- Audition de Damien VANDERMEERSCH, magistrat belge,
ancien juge d’instruction dans le procès des « Quatre de Butare ». - Interrogatoire de personnalité de l’accusé (suite).
- Audition de Fébronie MUHONGAYIRE, épouse de de l’accusé.
- Exposé du président à propos des écrits d’Alison DES FORGES et André GUICHAOUA.
Préliminairement, le président ordonne le versement aux débats d’une pièce apportée par Me FOREMAN (avocat du Collectif des Parties Civiles pour le Rwanda).
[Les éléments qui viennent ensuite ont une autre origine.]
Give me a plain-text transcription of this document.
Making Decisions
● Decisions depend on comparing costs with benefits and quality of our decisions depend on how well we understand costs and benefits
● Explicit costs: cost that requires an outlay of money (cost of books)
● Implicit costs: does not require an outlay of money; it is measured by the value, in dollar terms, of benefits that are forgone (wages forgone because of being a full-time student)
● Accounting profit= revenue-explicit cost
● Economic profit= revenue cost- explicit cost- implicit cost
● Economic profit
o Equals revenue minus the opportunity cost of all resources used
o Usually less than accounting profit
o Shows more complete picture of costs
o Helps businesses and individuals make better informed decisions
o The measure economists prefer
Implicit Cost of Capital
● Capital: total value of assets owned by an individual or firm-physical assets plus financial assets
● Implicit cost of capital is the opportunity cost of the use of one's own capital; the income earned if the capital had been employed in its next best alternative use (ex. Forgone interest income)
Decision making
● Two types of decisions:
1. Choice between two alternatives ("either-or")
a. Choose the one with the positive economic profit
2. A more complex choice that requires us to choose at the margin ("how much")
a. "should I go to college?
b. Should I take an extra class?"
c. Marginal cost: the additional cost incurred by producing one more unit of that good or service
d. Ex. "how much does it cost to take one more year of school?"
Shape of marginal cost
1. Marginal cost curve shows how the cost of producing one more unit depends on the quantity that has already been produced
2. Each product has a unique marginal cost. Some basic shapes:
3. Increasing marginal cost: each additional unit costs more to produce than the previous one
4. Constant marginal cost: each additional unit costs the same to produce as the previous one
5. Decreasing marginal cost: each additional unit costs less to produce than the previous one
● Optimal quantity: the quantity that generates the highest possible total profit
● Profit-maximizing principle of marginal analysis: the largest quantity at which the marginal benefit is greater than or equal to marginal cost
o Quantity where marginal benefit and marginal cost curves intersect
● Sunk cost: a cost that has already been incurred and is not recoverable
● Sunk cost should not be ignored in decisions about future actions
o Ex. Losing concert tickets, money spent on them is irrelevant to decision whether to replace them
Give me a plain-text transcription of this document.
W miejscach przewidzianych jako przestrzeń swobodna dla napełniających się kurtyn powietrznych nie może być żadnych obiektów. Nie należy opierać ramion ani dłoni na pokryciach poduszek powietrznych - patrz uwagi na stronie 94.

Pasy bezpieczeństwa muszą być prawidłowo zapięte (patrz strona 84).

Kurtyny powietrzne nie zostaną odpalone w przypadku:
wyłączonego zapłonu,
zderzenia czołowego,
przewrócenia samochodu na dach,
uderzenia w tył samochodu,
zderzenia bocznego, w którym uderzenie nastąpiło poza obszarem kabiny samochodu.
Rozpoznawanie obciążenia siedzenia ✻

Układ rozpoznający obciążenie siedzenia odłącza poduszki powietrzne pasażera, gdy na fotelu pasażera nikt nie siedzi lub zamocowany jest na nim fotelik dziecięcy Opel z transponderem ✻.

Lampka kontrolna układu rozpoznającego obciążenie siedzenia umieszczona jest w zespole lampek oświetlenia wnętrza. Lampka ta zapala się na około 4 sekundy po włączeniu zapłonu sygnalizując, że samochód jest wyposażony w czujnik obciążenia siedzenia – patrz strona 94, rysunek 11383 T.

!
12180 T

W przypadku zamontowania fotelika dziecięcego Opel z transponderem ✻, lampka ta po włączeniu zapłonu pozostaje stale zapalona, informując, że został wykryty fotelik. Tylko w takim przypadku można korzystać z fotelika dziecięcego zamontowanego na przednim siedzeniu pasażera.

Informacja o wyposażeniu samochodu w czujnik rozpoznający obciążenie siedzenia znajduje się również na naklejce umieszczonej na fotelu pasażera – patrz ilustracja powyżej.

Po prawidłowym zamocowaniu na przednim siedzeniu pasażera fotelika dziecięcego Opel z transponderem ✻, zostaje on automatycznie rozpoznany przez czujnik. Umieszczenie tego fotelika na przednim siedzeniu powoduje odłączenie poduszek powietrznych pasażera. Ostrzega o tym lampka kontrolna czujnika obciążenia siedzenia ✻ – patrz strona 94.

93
Dans un article publié dans « Le Soir » fin 1994[1], monsieur Jean-Pierre CHRÉTIEN écrit : « Aujourd’hui peut-on oublier que Dismas NSENGIYAREMYE, qui a lancé en août deux appels « pour la paix », était clairement identifié à la veille du génocide comme un membre du trio symbolique du « Hutu power[2] » (avec MM. KARAMIRA et MUREGO) ? »
Audition de monsieur Damien VANDERMEERSCH, magistrat belge, ancien juge d’instruction dans le procès des « Quatre de Butare »[3].
Monsieur VANDERMEERSCH est un magistrat belge de 65 ans qui a travaillé en tant que juge d’instruction sur des dossiers mettant en cause des personnes qui étaient en Belgique après le génocide. Parmi elles on évoquera le cas de Vincent NTEZIMANA, un professeur de sciences de l’Université de Butare, à qui il était reproché d’avoir établi des listes de personnes ayant été utilisées pour les massacres. Un de ces dossiers concernait la préfecture de Butare, tout comme c’est le cas dans notre affaire.
Il s’est rendu plusieurs fois au Rwanda pour des investigations qu’il a pu mener en toute liberté, et ce dès 1995. Le pays se relevait de la guerre et du génocide et commençait lentement à se reconstruire.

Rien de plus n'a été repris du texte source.